Jump to content

Dictionary of National Biography, 1885-1900/Street, Thomas

From Wikisource
644533Dictionary of National Biography, 1885-1900, Volume 55 — Street, Thomas1898James McMullen Rigg

STREET, Sir THOMAS (1626–1696), judge, son of George Street of Worcester, born in 1626, matriculated at Oxford, from Lincoln College, on 22 April 1642, but left the university without a degree in February 1644–5. He was admitted on 22 Nov. 1646 a student at the Inner Temple, where he was called to the bar on 24 Nov. 1653, and elected a bencher on 7 Nov. 1669. Returned to parliament for Worcester on 18 Jan. 1658–9, he kept the seat, notwithstanding an attempt to exclude him on the ground that he had borne arms for the king and used profane language; and he continued to represent the same constituency until the general election of February 1680–1. He was subsecretary to the dean and chapter of Worcester Cathedral from 1661 to 1687, was appointed one of their counsel in 1663, and elected prætor of the city in 1667. In 1677 he was appointed justice for South Wales (February), and called to the degree of serjeant-at-law (23 Oct.); on 23 Oct. of the following year he was advanced to the rank of king's serjeant; on 23 April 1681 he was raised to the exchequer bench, and on 8 June following he was knighted at Whitehall. The same year, at the Derby assizes, he passed sentence of death as for high treason on George Busby, a catholic priest convicted of saying mass, but reprieved him by order of the king. In 1683 he sat with Sir Francis Pemberton [q. v.] at the Old Bailey on the trial of the Rye-house conspirators. On 29 Nov. 1684 he was removed to the common pleas. His patent was renewed on the accession of James II, who suffered him to retain his place notwithstanding his judgment against the dispensing power in the case of Godden v. Hales. Sir John Bramston (Autobiogr. Camden Soc. p. 224) insinuates—what became the general belief—that his judgment was inspired by the king with the view of giving an air of independence to that of the majority.

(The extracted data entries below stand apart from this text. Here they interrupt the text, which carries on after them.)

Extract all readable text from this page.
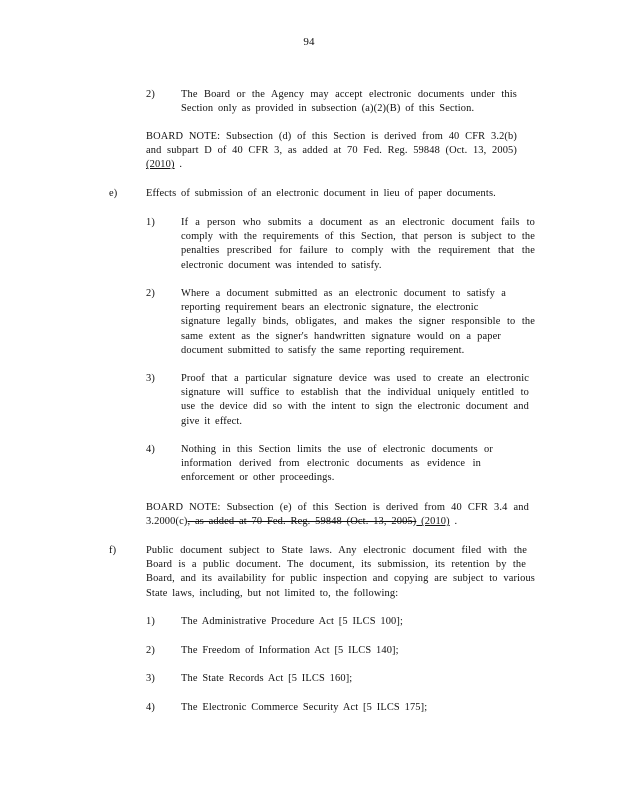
94
2)	The Board or the Agency may accept electronic documents under this
Section only as provided in subsection (a)(2)(B) of this Section.
BOARD NOTE: Subsection (d) of this Section is derived from 40 CFR 3.2(b)
and subpart D of 40 CFR 3, as added at 70 Fed. Reg. 59848 (Oct. 13, 2005)
(2010) .
e)	Effects of submission of an electronic document in lieu of paper documents.
1)	If a person who submits a document as an electronic document fails to
comply with the requirements of this Section, that person is subject to the
penalties prescribed for failure to comply with the requirement that the
electronic document was intended to satisfy.
2)	Where a document submitted as an electronic document to satisfy a
reporting requirement bears an electronic signature, the electronic
signature legally binds, obligates, and makes the signer responsible to the
same extent as the signer's handwritten signature would on a paper
document submitted to satisfy the same reporting requirement.
3)	Proof that a particular signature device was used to create an electronic
signature will suffice to establish that the individual uniquely entitled to
use the device did so with the intent to sign the electronic document and
give it effect.
4)	Nothing in this Section limits the use of electronic documents or
information derived from electronic documents as evidence in
enforcement or other proceedings.
BOARD NOTE: Subsection (e) of this Section is derived from 40 CFR 3.4 and
3.2000(c), as added at 70 Fed. Reg. 59848 (Oct. 13, 2005) (2010) .
f)	Public document subject to State laws. Any electronic document filed with the
Board is a public document. The document, its submission, its retention by the
Board, and its availability for public inspection and copying are subject to various
State laws, including, but not limited to, the following:
1)	The Administrative Procedure Act [5 ILCS 100];
2)	The Freedom of Information Act [5 ILCS 140];
3)	The State Records Act [5 ILCS 160];
4)	The Electronic Commerce Security Act [5 ILCS 175];
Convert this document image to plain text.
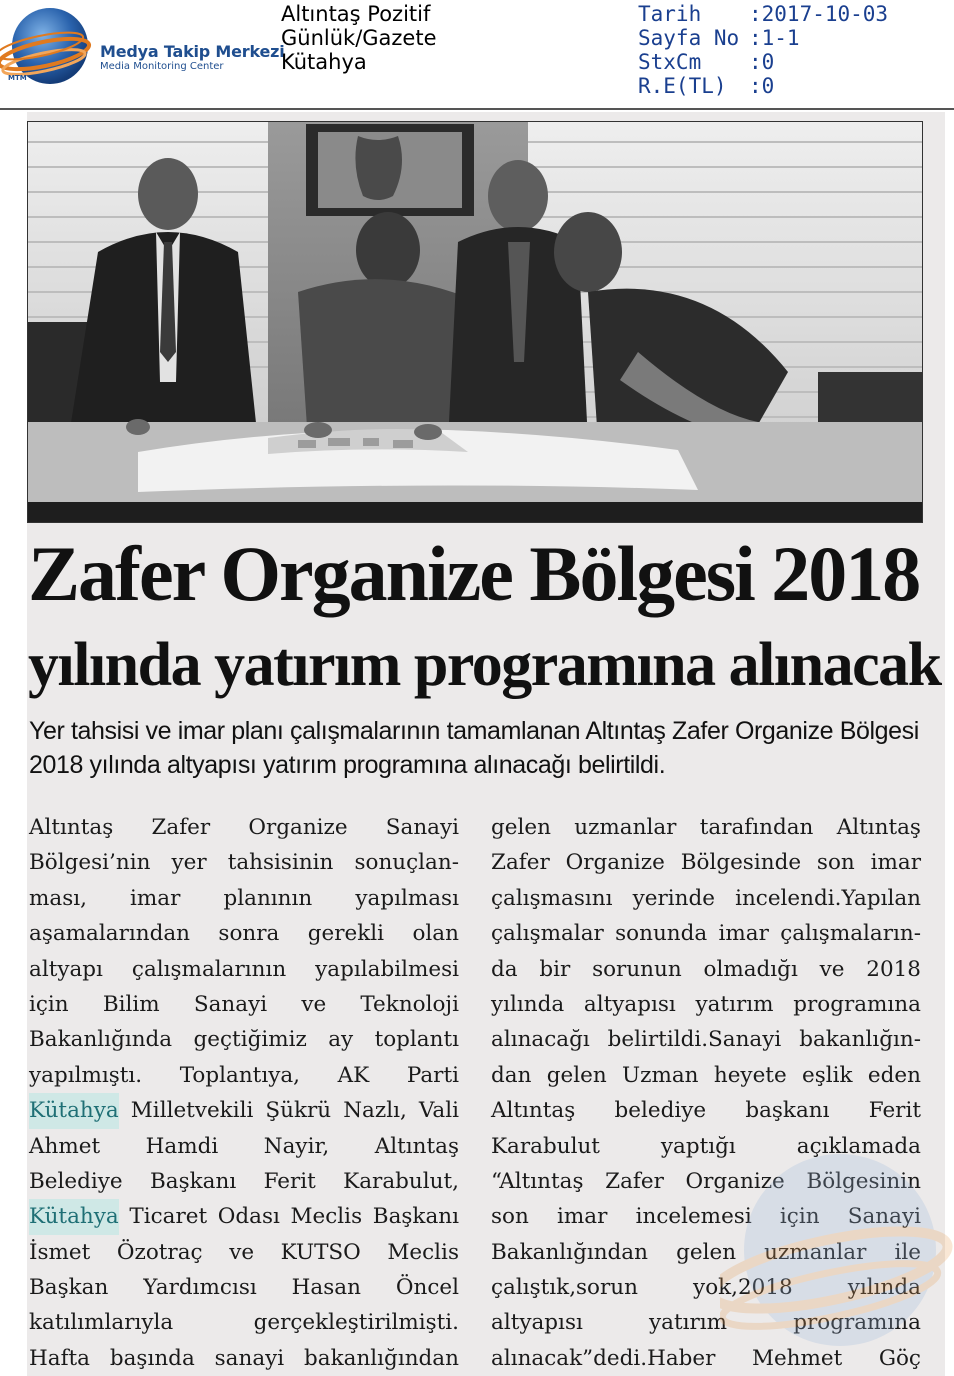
Medya Takip Merkezi
Media Monitoring Center
MTM
Altıntaş Pozitif
Günlük/Gazete
Kütahya
Tarih	:2017-10-03
Sayfa No :1-1
StxCm	:0
R.E(TL)	:0
Zafer Organize Bölgesi 2018
yılında yatırım programına alınacak
Yer tahsisi ve imar planı çalışmalarının tamamlanan Altıntaş Zafer Organize Bölgesi 2018 yılında altyapısı yatırım programına alınacağı belirtildi.
Altıntaş Zafer Organize Sanayi
Bölgesi’nin yer tahsisinin sonuçlan-
ması, imar planının yapılması
aşamalarından sonra gerekli olan
altyapı çalışmalarının yapılabilmesi
için Bilim Sanayi ve Teknoloji
Bakanlığında geçtiğimiz ay toplantı
yapılmıştı. Toplantıya, AK Parti
Kütahya Milletvekili Şükrü Nazlı, Vali
Ahmet Hamdi Nayir, Altıntaş
Belediye Başkanı Ferit Karabulut,
Kütahya Ticaret Odası Meclis Başkanı
İsmet Özotraç ve KUTSO Meclis
Başkan Yardımcısı Hasan Öncel
katılımlarıyla	gerçekleştirilmişti.
Hafta başında sanayi bakanlığından
gelen uzmanlar tarafından Altıntaş
Zafer Organize Bölgesinde son imar
çalışmasını yerinde incelendi.Yapılan
çalışmalar sonunda imar çalışmaların-
da bir sorunun olmadığı ve 2018
yılında altyapısı yatırım programına
alınacağı belirtildi.Sanayi bakanlığın-
dan gelen Uzman heyete eşlik eden
Altıntaş belediye başkanı Ferit
Karabulut	yaptığı	açıklamada
“Altıntaş Zafer Organize Bölgesinin
son imar incelemesi için Sanayi
Bakanlığından gelen uzmanlar ile
çalıştık,sorun	yok,2018	yılında
altyapısı	yatırım	programına
alınacak”dedi.Haber Mehmet Göç
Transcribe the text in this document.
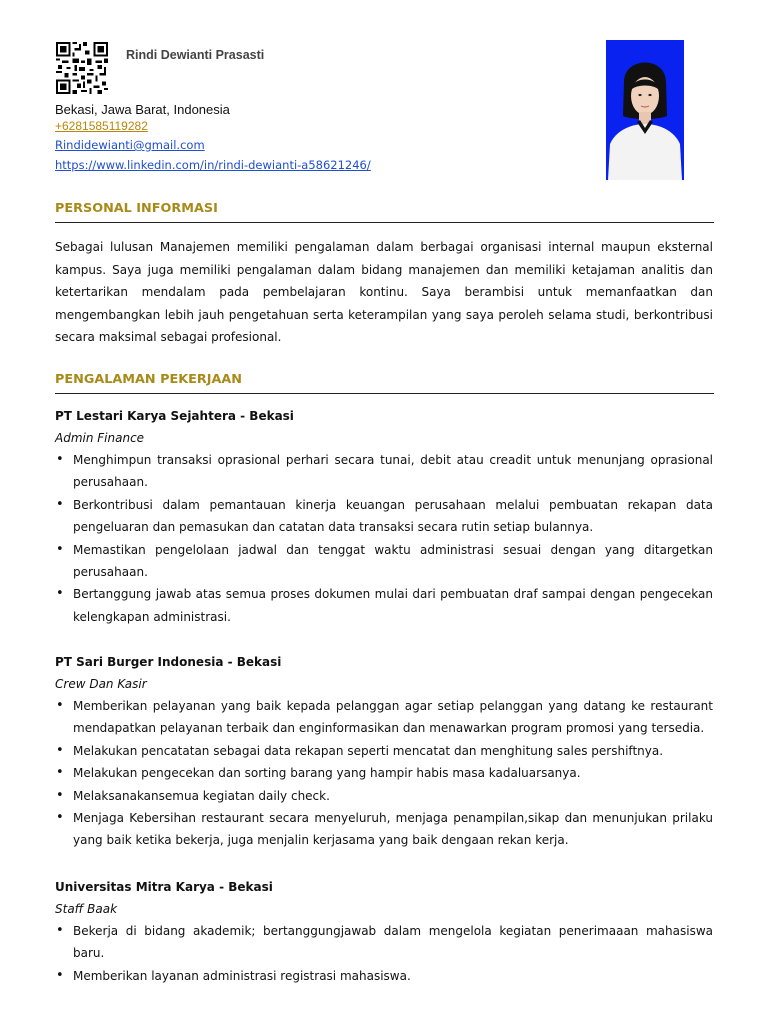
Rindi Dewianti Prasasti
Bekasi, Jawa Barat, Indonesia
+6281585119282
Rindidewianti@gmail.com
https://www.linkedin.com/in/rindi-dewianti-a58621246/
PERSONAL INFORMASI
Sebagai lulusan Manajemen memiliki pengalaman dalam berbagai organisasi internal maupun eksternal kampus. Saya juga memiliki pengalaman dalam bidang manajemen dan memiliki ketajaman analitis dan ketertarikan mendalam pada pembelajaran kontinu. Saya berambisi untuk memanfaatkan dan mengembangkan lebih jauh pengetahuan serta keterampilan yang saya peroleh selama studi, berkontribusi secara maksimal sebagai profesional.
PENGALAMAN PEKERJAAN
PT Lestari Karya Sejahtera - Bekasi
Admin Finance
• Menghimpun transaksi oprasional perhari secara tunai, debit atau creadit untuk menunjang oprasional perusahaan.
• Berkontribusi dalam pemantauan kinerja keuangan perusahaan melalui pembuatan rekapan data pengeluaran dan pemasukan dan catatan data transaksi secara rutin setiap bulannya.
• Memastikan pengelolaan jadwal dan tenggat waktu administrasi sesuai dengan yang ditargetkan perusahaan.
• Bertanggung jawab atas semua proses dokumen mulai dari pembuatan draf sampai dengan pengecekan kelengkapan administrasi.
PT Sari Burger Indonesia - Bekasi
Crew Dan Kasir
• Memberikan pelayanan yang baik kepada pelanggan agar setiap pelanggan yang datang ke restaurant mendapatkan pelayanan terbaik dan enginformasikan dan menawarkan program promosi yang tersedia.
• Melakukan pencatatan sebagai data rekapan seperti mencatat dan menghitung sales pershiftnya.
• Melakukan pengecekan dan sorting barang yang hampir habis masa kadaluarsanya.
• Melaksanakansemua kegiatan daily check.
• Menjaga Kebersihan restaurant secara menyeluruh, menjaga penampilan,sikap dan menunjukan prilaku yang baik ketika bekerja, juga menjalin kerjasama yang baik dengaan rekan kerja.
Universitas Mitra Karya - Bekasi
Staff Baak
• Bekerja di bidang akademik; bertanggungjawab dalam mengelola kegiatan penerimaaan mahasiswa baru.
• Memberikan layanan administrasi registrasi mahasiswa.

On the accession of William III Street was ignored, and retired to his house at Worcester, where he died on 8 March 1695–6. His remains were interred in the south cloister of Worcester Cathedral, in the north transept of which is a monument by Joseph Wilton [q. v.] By his wife Penelope, daughter of Sir Rowland Berkeley of Cotheridge, Worcestershire, he left an only daughter.

[Foster's Alumni Oxon.; Inner Temple Books; Nash's Worcestershire, Introd. p. xxx, vol. ii. App. p. clvi; Green's Worcester, i. 160, ii. 37, App. p. xxviii; Burton's Diary, iii. 70, 253, 425; Granger's Biogr. Hist. of England, iv. 314; Le Neve's Pedigrees of Knights (Harl. Soc.); Sir Thomas Raymond's Rep. pp. 238, 431; Wynne's Serjeant-at-Law; Official Returns of Members of Parliament; Cobbett's State Trials, viii. 526, ix. 536, 593, xi. 1198; Keble's Rep. iii. 806; Cal. State Papers, 1659–60 p. 121, 1660–1 pp. 47, 64, 144; Luttrell's Relation of State Affairs, i. 77, 318, 382, 386; Notes and Queries, 3rd ser. iii. 27; Hist. MSS. Comm. 1st Rep. App. p. 53; 11th Rep. App. ii. 83, 291, vii. 9; Britton's Hist. and Antiq. of the Cathedral Church of Worcester, App. p. 94; Foss's Lives of the Judges.]